Last revised: 25 October 2006

In the "developed" world, jobs are being shed with such rapidity that we may have to create them for the great mass of people in years to come.

Jobs are being lost through automation and offshore outsourcing. Automation is making millions of people around the world redundant by "bridging," by making obsolete, their jobs and sometimes their careers. It is eliminating entry-level work that previously would have allowed the young and the new immigrant to enter the job market and would have provided a vertical ladder of promotion for others to mount.

Automation is obliging many people to cobble together a series of low-paying part-time jobs or a pattern of moonlighting on top of low-paying full-time jobs, to make ends. The people who benefit from the process have used the resulting buyer’s market to break unions, lower wages, end pension plans, reduce benefits, and so on. In the process, a smaller and smaller group of people amass the world's wealth and a larger and larger group of people are looking at what could be a gloomy future.

Work is also being shed because people in business have used the transnational telecommunications networks that have arisen to outsource whatever work can be sent to low-wage areas of the world. Much manufacturing, banking, call-centre, software programming, and other tasks that survived automation have also now gone, further reducing the jobs available to the citizens of the "developed" nations.

Instead of everyone being benefited, as the rosy accounts of automation and the leisure age propagated in the 1950s and 1960s would have had us believe, the means of livelihood are being concentrated in fewer and fewer hands around the world.

In the past, we lived by a social contract in which work provided the means of livelihood. Now, with work disappearing for so many people, either the state will have to fund new areas of work, with money secured from taxing corporations who benefited so much from automation and offshore outsourcing, or else the state will have to break the connection between work and the means of livelihood and ensure that everyone by right has the basic means to live.

Eventually, I can conceive of that right being extended around the world.

With the Baby Boomers approaching old age, we will have a shedding of workers that many economic pundits think will require new recruits through immigration. But I predict that the passing of the Boomers will eliminate the extra manpower made obsolescent by automation and offshore outsourcing. The resulting size of the population, for the jobs available, might have been just right. But, alas, governments are bringing in large numbers of newcomers, for whom jobs do not -- and, I predict, will not -- exist.

Just as we have seen the phenomenon of jobless recoveries in the last thirty years, as automation soaked up work, so we shall see the phenomenon of unemployed immigrants brought here to fill a space left by the Boomers with no space actually arising. Those immigrants may accuse the host society of racist unacceptance of them, when the actuality of the situation is that work has dried up.

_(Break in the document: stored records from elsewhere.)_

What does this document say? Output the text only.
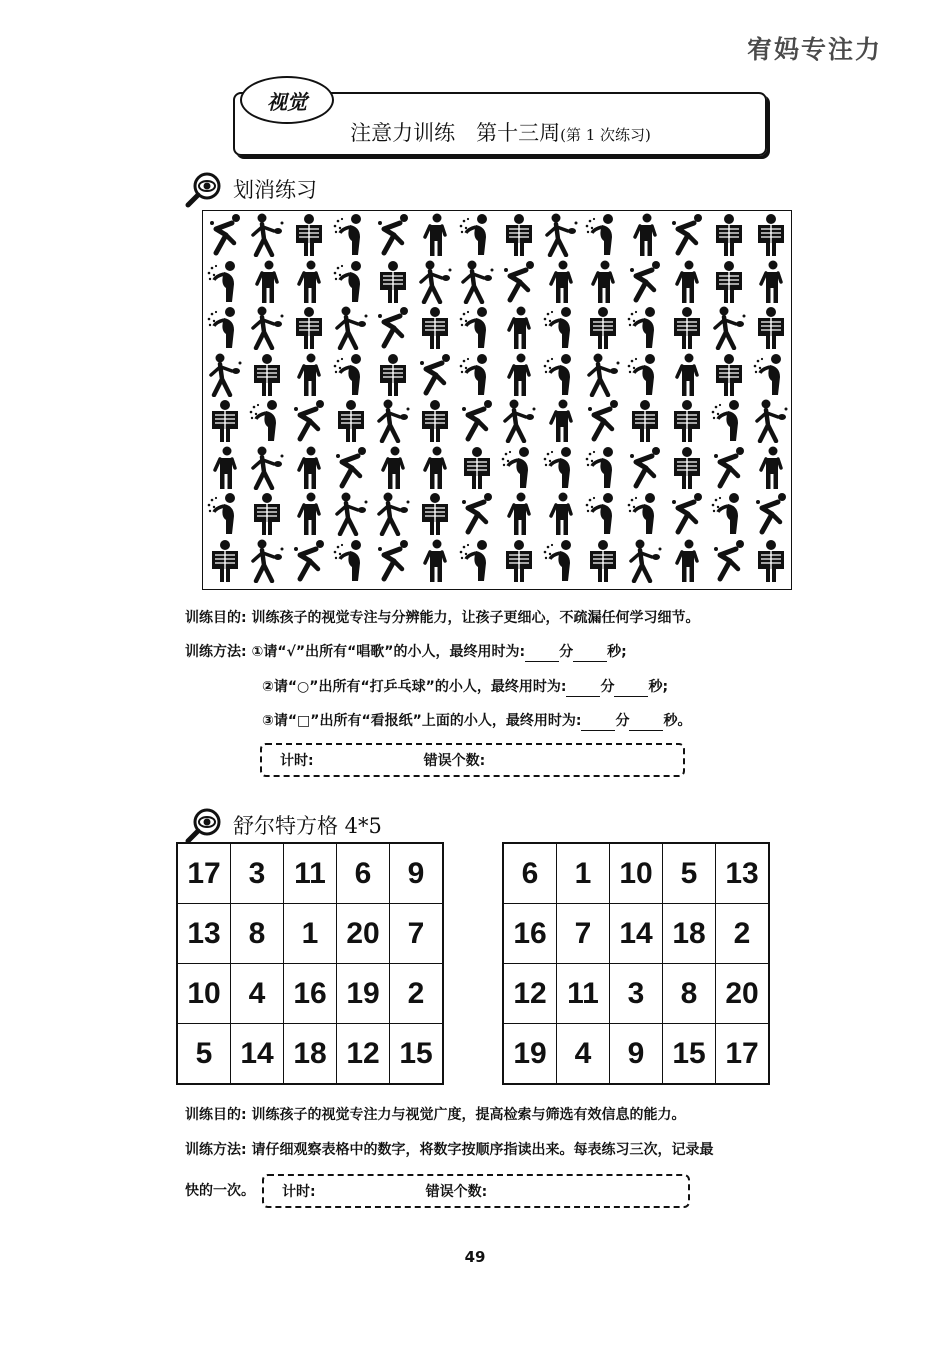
宥妈专注力
视觉
注意力训练　第十三周(第 1 次练习)
划消练习
训练目的: 训练孩子的视觉专注与分辨能力，让孩子更细心，不疏漏任何学习细节。
训练方法: ①请“√”出所有“唱歌”的小人，最终用时为: 分 秒;
②请“○”出所有“打乒乓球”的小人，最终用时为: 分 秒;
③请“□”出所有“看报纸”上面的小人，最终用时为: 分 秒。
计时:	错误个数:
舒尔特方格 4*5
17	3	11	6	9
13	8	1	20	7
10	4	16	19	2
5	14	18	12	15
6	1	10	5	13
16	7	14	18	2
12	11	3	8	20
19	4	9	15	17
训练目的: 训练孩子的视觉专注力与视觉广度，提高检索与筛选有效信息的能力。
训练方法: 请仔细观察表格中的数字，将数字按顺序指读出来。每表练习三次，记录最
快的一次。 计时:	错误个数:
49
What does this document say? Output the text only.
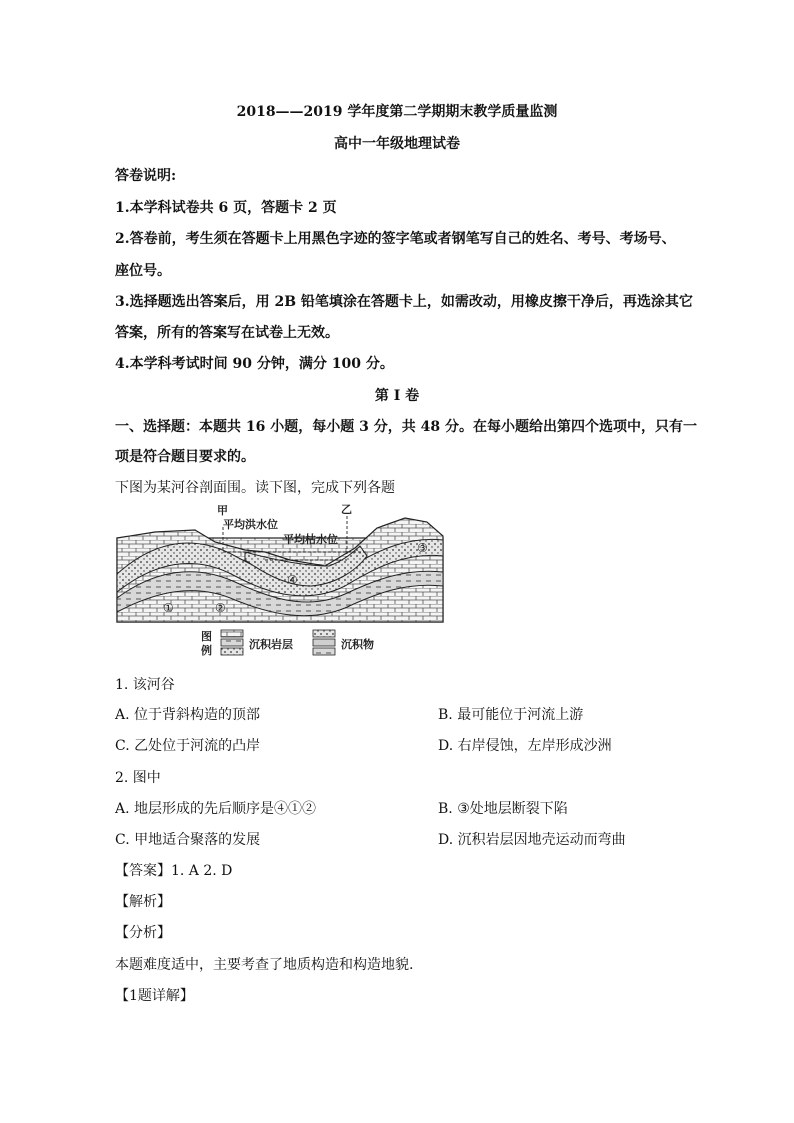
2018——2019 学年度第二学期期末教学质量监测
高中一年级地理试卷
答卷说明:
1.本学科试卷共 6 页，答题卡 2 页
2.答卷前，考生须在答题卡上用黑色字迹的签字笔或者钢笔写自己的姓名、考号、考场号、
座位号。
3.选择题选出答案后，用 2B 铅笔填涂在答题卡上，如需改动，用橡皮擦干净后，再选涂其它
答案，所有的答案写在试卷上无效。
4.本学科考试时间 90 分钟，满分 100 分。
第 I 卷
一、选择题：本题共 16 小题，每小题 3 分，共 48 分。在每小题给出第四个选项中，只有一
项是符合题目要求的。
下图为某河谷剖面围。读下图，完成下列各题
甲	乙
平均洪水位
平均枯水位
①	②
③
④
图
例	沉积岩层	沉积物
1. 该河谷
A. 位于背斜构造的顶部	B. 最可能位于河流上游
C. 乙处位于河流的凸岸	D. 右岸侵蚀，左岸形成沙洲
2. 图中
A. 地层形成的先后顺序是④①②	B. ③处地层断裂下陷
C. 甲地适合聚落的发展	D. 沉积岩层因地壳运动而弯曲
【答案】1. A 2. D
【解析】
【分析】
本题难度适中，主要考查了地质构造和构造地貌.
【1题详解】
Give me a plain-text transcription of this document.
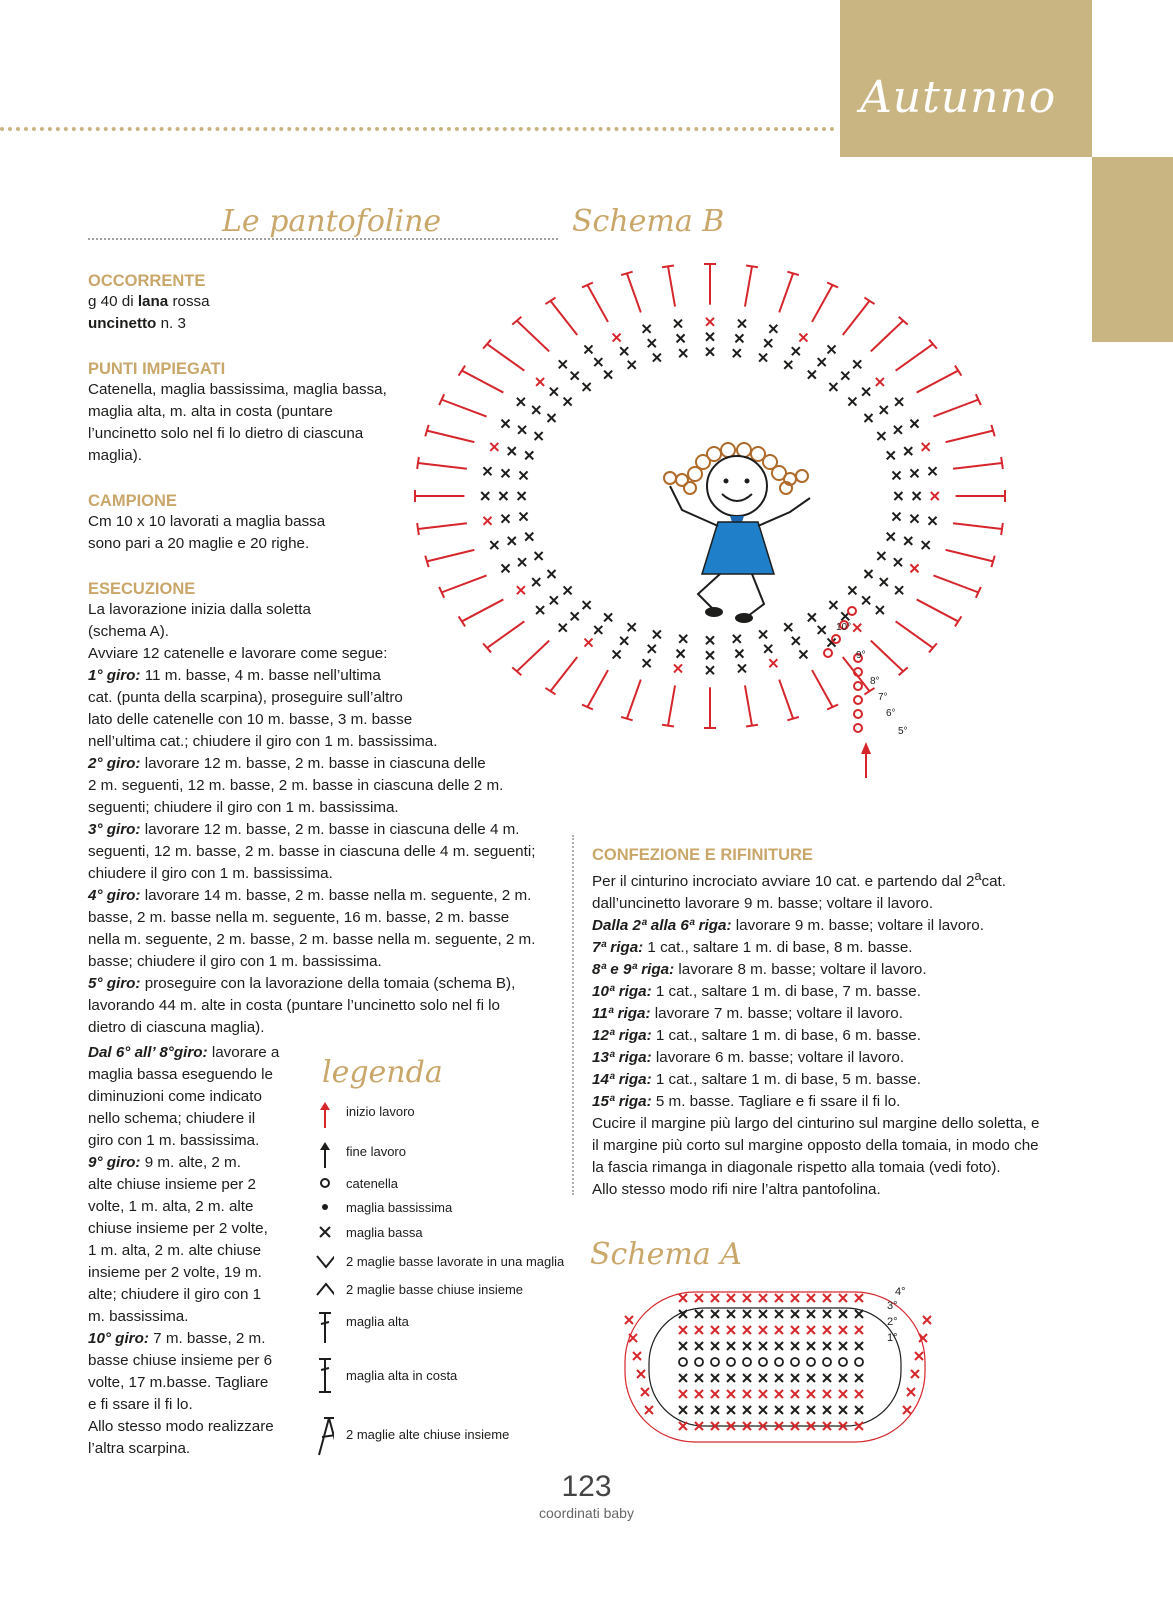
Autunno
Le pantofoline	Schema B
OCCORRENTE
g 40 di lana rossa
uncinetto n. 3
PUNTI IMPIEGATI
Catenella, maglia bassissima, maglia bassa,
maglia alta, m. alta in costa (puntare
l’uncinetto solo nel fi lo dietro di ciascuna
maglia).
CAMPIONE
Cm 10 x 10 lavorati a maglia bassa
sono pari a 20 maglie e 20 righe.
ESECUZIONE
La lavorazione inizia dalla soletta
(schema A).
Avviare 12 catenelle e lavorare come segue:
1° giro: 11 m. basse, 4 m. basse nell’ultima
cat. (punta della scarpina), proseguire sull’altro
lato delle catenelle con 10 m. basse, 3 m. basse
nell’ultima cat.; chiudere il giro con 1 m. bassissima.
2° giro: lavorare 12 m. basse, 2 m. basse in ciascuna delle
2 m. seguenti, 12 m. basse, 2 m. basse in ciascuna delle 2 m.
seguenti; chiudere il giro con 1 m. bassissima.
3° giro: lavorare 12 m. basse, 2 m. basse in ciascuna delle 4 m.
seguenti, 12 m. basse, 2 m. basse in ciascuna delle 4 m. seguenti;
chiudere il giro con 1 m. bassissima.
4° giro: lavorare 14 m. basse, 2 m. basse nella m. seguente, 2 m.
basse, 2 m. basse nella m. seguente, 16 m. basse, 2 m. basse
nella m. seguente, 2 m. basse, 2 m. basse nella m. seguente, 2 m.
basse; chiudere il giro con 1 m. bassissima.
5° giro: proseguire con la lavorazione della tomaia (schema B),
lavorando 44 m. alte in costa (puntare l’uncinetto solo nel fi lo
dietro di ciascuna maglia).
Dal 6° all’ 8°giro: lavorare a
maglia bassa eseguendo le
diminuzioni come indicato
nello schema; chiudere il
giro con 1 m. bassissima.
9° giro: 9 m. alte, 2 m.
alte chiuse insieme per 2
volte, 1 m. alta, 2 m. alte
chiuse insieme per 2 volte,
1 m. alta, 2 m. alte chiuse
insieme per 2 volte, 19 m.
alte; chiudere il giro con 1
m. bassissima.
10° giro: 7 m. basse, 2 m.
basse chiuse insieme per 6
volte, 17 m.basse. Tagliare
e fi ssare il fi lo.
Allo stesso modo realizzare
l’altra scarpina.
legenda
inizio lavoro
fine lavoro
catenella
maglia bassissima
maglia bassa
2 maglie basse lavorate in una maglia
2 maglie basse chiuse insieme
maglia alta
maglia alta in costa
2 maglie alte chiuse insieme
10°
9°
8°
7°
6°
5°
CONFEZIONE E RIFINITURE
Per il cinturino incrociato avviare 10 cat. e partendo dal 2$^a$cat.
dall’uncinetto lavorare 9 m. basse; voltare il lavoro.
Dalla 2ª alla 6ª riga: lavorare 9 m. basse; voltare il lavoro.
7ª riga: 1 cat., saltare 1 m. di base, 8 m. basse.
8ª e 9ª riga: lavorare 8 m. basse; voltare il lavoro.
10ª riga: 1 cat., saltare 1 m. di base, 7 m. basse.
11ª riga: lavorare 7 m. basse; voltare il lavoro.
12ª riga: 1 cat., saltare 1 m. di base, 6 m. basse.
13ª riga: lavorare 6 m. basse; voltare il lavoro.
14ª riga: 1 cat., saltare 1 m. di base, 5 m. basse.
15ª riga: 5 m. basse. Tagliare e fi ssare il fi lo.
Cucire il margine più largo del cinturino sul margine dello soletta, e
il margine più corto sul margine opposto della tomaia, in modo che
la fascia rimanga in diagonale rispetto alla tomaia (vedi foto).
Allo stesso modo rifi nire l’altra pantofolina.
Schema A
4°
3°
2°
1°
123
coordinati baby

Their unemployment will have been produced by poor planning and by the same forces of automation and offshore outsourcing that have been eliminating work for years. Immigrants are being recruited by host countries in the fear and misperception that vacanices will arise with the passing of the Boomers, vacancies which, I predict, will not come about.

Such will be the future misery of the world. Few jobs, many accusations, social unrest, much devastation, eventual social reconstruction. Oh, how sad it is that we do not respond to events like these before the fact or during the crisis. But, alas, we as a world seldom have.

Back in 1990, when I first woke up in a moment of insight to what automation was doing, I tried to interest political and even labour leaders in some response that took into account what was happening to the work force. No one was interested. Everyone was glued to his or her "play station." The benefits of automation dazzled everyone I spoke to.

I still don't think very many people are interested. I still don't believe we will avoid the social cost of violence that we saw in Paris burning last year as unemployed immigrants began to point the finger for their suffering at what they assumed to be racist hiring policies (racism may have played a small part, but the lack of jobs was a far greater factor, I believe). That unrest will spread.

It is anyone's guess exactly how much of the world burning it will take before we see that the way we have gone about fashioning our "progress," at least in the developed countries, has created a massive problem for the world. Another problem we leave to our children.